周りは激しい砂嵐の発生により、周りの視界はほとんど遮られていた。
それから数人の宇宙飛行士達は特殊車に乗って、
目の前に見えた洞窟へ向かった。
洞窟は真っ暗な風景のみで何も見えなかったが、
特殊車のブラックライトを付けるとそこはゴーストタウンと化したX星人の居住区だった。

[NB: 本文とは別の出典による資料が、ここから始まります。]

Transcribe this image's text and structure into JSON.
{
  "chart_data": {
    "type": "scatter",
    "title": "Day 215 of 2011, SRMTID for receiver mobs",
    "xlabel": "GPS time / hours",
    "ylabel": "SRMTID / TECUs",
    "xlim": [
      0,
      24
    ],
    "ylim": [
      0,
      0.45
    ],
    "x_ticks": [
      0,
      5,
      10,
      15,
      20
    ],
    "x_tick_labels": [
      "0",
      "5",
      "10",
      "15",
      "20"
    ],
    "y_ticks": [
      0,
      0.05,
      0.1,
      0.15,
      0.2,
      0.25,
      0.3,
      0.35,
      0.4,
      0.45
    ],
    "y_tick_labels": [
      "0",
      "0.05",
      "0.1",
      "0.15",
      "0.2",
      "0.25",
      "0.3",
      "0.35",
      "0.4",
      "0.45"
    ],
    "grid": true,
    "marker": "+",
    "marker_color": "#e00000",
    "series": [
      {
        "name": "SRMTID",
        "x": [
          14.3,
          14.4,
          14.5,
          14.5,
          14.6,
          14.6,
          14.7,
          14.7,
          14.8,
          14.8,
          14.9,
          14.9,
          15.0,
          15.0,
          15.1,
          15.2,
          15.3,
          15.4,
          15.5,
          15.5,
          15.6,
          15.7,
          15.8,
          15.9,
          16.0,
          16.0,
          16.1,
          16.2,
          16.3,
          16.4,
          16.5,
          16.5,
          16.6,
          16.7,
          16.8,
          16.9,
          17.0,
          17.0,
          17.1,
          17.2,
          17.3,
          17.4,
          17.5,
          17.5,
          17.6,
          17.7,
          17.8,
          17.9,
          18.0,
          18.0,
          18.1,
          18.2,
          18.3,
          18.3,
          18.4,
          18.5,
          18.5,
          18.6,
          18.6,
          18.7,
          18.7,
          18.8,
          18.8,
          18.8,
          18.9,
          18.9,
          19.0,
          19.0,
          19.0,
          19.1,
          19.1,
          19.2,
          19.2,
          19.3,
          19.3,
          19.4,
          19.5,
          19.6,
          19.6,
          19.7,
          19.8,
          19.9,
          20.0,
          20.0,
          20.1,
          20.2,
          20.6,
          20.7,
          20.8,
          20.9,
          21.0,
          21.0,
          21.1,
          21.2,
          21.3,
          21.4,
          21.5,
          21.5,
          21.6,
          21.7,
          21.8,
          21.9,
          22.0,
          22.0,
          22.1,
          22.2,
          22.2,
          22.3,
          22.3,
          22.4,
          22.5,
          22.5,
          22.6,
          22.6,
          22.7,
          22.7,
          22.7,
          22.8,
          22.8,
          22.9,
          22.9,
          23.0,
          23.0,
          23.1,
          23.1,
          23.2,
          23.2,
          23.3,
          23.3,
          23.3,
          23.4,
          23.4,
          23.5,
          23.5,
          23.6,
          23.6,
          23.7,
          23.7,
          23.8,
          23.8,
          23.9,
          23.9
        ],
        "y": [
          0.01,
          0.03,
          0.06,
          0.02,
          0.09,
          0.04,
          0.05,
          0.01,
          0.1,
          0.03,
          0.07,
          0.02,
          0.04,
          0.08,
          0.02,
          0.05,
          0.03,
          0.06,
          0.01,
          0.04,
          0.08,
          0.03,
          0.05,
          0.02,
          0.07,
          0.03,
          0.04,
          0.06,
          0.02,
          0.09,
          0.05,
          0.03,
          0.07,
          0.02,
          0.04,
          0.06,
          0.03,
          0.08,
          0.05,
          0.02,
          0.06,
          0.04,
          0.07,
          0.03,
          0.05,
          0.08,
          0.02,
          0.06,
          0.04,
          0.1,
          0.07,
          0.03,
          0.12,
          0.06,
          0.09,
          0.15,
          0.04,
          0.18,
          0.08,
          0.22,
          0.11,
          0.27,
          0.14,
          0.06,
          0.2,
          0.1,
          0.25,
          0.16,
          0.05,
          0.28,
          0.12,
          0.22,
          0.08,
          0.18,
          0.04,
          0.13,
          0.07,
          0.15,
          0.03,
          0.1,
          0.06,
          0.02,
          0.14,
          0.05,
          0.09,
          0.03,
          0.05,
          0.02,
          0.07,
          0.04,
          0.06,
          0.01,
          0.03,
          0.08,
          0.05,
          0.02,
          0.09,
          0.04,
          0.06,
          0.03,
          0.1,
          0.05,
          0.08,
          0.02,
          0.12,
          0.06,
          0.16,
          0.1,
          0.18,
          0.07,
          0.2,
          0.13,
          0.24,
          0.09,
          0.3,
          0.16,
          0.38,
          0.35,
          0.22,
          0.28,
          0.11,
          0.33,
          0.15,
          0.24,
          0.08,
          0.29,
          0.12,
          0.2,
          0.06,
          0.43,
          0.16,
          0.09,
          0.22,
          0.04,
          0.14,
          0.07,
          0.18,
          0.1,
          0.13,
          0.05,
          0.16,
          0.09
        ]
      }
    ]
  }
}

民家らしき所の壊れかけた下水管から青い液体がタラタラと流れていた。
その先に青黒いクリスタルの形をした宇宙植物の種子と、黄金、漆黒、暁の
混じった色のクリスタルの形をした宇宙植物の種子が生えているのが見えた。
それから宇宙飛行士達は外へ降り、8cm程の大きさの
2つの宇宙植物の種子を間近で観察していると、クリスタル状の種子の先端が開いた。
その中から出て来た暁のアメーバと青色の液体はお互い結合し、
やがて暁のアメーバの方が突然苦しみ出し、沸騰し、蒸発して跡形も無く消失した。
 それを見た宇宙飛行士達は驚いた顔でその様子を見ていた。
しばらくして女性飛行士が口を開き
「ここで何があったのかしら?」
別の男性宇宙飛行士達も首をかしげ
「さあ……分からん……」
と答えた直後、
「おい!天井を見ろ!」
と誰かが大声を上げた。
その大声を聞き、全員、洞窟の天井を見上げると、大きな穴が開いていた。
そこから青黒いクリスタル状の宇宙植物の種子が我先にと宇宙空間へ飛び出して行くのが見えた。
一人の宇宙飛行士が
「あれは?何だ?」
とすっとんきょうな声を上げた。
「宇宙植物の種子が別の惑星、もしかしたら地球へ移動する為に……」
「それなら?ここの住民はどうしたのだろう?」
「さあ…分からない……」
「とにかく生存者がいないかどうか?探してみよう!」
と言うと宇宙飛行士達は特殊車で、壊れたX星人の居住区の中を歩き出した。
X星人の居住区の中あっちこっちで
青い液体と手の平サイズのクリスタルを採取し、船内で調べた結果、
G塩基や多種多様の生物のDNAの中に、驚いた事に
あのカナダの宇宙人に類似したDNAやケーニッヒや
デストロイアのものと思われるDNAが検出された。
しかしここに住んでいたと思われる居住区のX星人の住民は
全く見つからず、今回の調査は打ち切りとなった。